PROSUMUT – Pada Debat Pilpres Jilid 2 hari Minggu 17 Februari 2019, salah satu perbincangan yang menarik adalah tentang startup unicorn, yakni perusahaan rintisan yang telah mencapai valuasi sebesar 1 miliar dollar AS.
Dalam perdebatan tersebut, calon presiden petahana Jokowi bertanya tentang strategi calon presiden lainnya, Prabowo, dalam mendukung kemajuan perusahaan rintisan ini.
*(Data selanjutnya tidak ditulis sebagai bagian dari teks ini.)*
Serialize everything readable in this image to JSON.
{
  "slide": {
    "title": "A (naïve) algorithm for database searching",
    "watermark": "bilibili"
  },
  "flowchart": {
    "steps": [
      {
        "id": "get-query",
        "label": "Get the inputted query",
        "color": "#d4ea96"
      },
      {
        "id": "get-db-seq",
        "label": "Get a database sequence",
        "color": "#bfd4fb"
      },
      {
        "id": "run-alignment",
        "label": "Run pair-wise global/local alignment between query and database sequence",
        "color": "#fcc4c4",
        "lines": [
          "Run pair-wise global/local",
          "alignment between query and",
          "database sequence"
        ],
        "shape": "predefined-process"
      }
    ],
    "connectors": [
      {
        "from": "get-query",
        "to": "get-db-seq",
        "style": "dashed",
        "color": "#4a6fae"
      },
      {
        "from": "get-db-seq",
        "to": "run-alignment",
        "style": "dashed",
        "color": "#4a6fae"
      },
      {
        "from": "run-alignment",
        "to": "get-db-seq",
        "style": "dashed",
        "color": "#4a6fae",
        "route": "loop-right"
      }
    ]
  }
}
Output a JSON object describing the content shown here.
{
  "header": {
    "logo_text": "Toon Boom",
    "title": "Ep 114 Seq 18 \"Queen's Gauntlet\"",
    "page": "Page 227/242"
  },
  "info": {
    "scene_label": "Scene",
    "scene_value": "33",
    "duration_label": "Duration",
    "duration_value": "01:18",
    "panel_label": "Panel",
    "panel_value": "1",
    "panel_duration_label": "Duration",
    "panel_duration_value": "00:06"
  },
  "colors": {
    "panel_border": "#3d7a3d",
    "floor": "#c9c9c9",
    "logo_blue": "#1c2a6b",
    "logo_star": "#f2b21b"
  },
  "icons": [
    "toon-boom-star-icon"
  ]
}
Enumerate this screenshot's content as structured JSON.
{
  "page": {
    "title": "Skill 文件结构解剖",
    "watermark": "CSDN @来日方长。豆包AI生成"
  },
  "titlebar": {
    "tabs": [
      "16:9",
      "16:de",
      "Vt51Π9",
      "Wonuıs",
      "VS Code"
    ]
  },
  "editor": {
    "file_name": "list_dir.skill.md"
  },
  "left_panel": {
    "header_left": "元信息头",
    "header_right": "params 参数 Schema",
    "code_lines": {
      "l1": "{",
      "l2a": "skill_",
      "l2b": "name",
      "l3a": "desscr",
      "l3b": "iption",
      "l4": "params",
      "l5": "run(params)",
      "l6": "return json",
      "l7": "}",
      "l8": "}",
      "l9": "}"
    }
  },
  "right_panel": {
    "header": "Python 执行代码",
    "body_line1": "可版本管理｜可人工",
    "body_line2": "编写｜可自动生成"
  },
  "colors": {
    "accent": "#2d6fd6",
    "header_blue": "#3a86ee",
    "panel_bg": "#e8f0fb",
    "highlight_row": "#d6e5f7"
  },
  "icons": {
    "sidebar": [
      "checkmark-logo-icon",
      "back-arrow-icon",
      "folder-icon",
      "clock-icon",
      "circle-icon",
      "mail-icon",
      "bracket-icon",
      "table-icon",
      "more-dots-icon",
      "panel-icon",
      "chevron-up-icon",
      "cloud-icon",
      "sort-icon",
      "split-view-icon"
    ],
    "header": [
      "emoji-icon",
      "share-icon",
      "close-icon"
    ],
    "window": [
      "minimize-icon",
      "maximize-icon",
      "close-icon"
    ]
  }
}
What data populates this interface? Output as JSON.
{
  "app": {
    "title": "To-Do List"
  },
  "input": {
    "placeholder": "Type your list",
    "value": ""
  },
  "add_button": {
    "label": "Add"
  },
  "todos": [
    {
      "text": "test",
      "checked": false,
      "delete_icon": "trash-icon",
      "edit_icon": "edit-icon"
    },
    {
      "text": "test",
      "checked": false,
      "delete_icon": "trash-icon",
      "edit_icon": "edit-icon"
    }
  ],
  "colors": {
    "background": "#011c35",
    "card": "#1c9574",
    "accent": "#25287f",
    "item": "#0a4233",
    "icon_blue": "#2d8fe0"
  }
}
“Infrastruktur apa yang akan bapak bangun untuk mendukung pengembangan unicorn-unicorn di Indonesia?” tanya Jokowi pada Prabowo dalam debat capres yang dilaksanakan di Hotel Sultan, Jakarta.
Prabowo pun menjawab dengan awalan sedikit bingung. Ia memastikan kembali pada Jokowi mengenai pertanyaannya.
“Yang Bapak maksud, unicorn, unicorn, maksudnya yang apa itu, yang online-online itu,” ucap Prabowo memastikan pertanyaannya. Jokowi pun membalas dengan anggukan.
Prabowo pun menjawab kalau akan melancarkan segala urusan yang dapat memperlancar.
“Mereka lagi giat-giatnya, lagi pesat-pesatnya berkembang, jadi saya akan dukung segala upaya untuk memperlancar.”
Berbicara mengenai perusahaan rintisan berstatus unicorn, di Indonesia sudah terdapat empat perusahaan yang mendapatkan status tersebut.
Keempat perusahaan itu adalah Go-jek, Traveloka, Tokopedia, dan Bukalapak.
Perusahaan-perusahaan ini telah membuktikan kalau Indonesia, dengan segala keterbatasan infrastruktur yang ada, sudah mampu menjadi negara yang ramah pada perusahaan rintisan.
Perusahaan rintisan adalah sebuah perusahaan tanpa dana awal yang besar. Biasanya, perusahaan rintisan berangkat dari gagasan untuk menyelesaikan permasalahan nyata di kota atau negara tempat perusahaan tersebut berkembang.
Istilah unicorn untuk perusahaan rintisan dicetuskan oleh Aileen Lee di tahun 2013.
Kala itu, Aileen Lee secara sempit merujuk pada perusahaan rintisan berbasis teknologi yang telah mendapatkan valuasi sebesar US$1 miliar dan didirikan di Amerika Serikat pasca tahun 2003.
Terdapat 39 perusahaan rintisan yang masuk kriteria unicorn ketika Lee mencetuskan istilah Unicorn.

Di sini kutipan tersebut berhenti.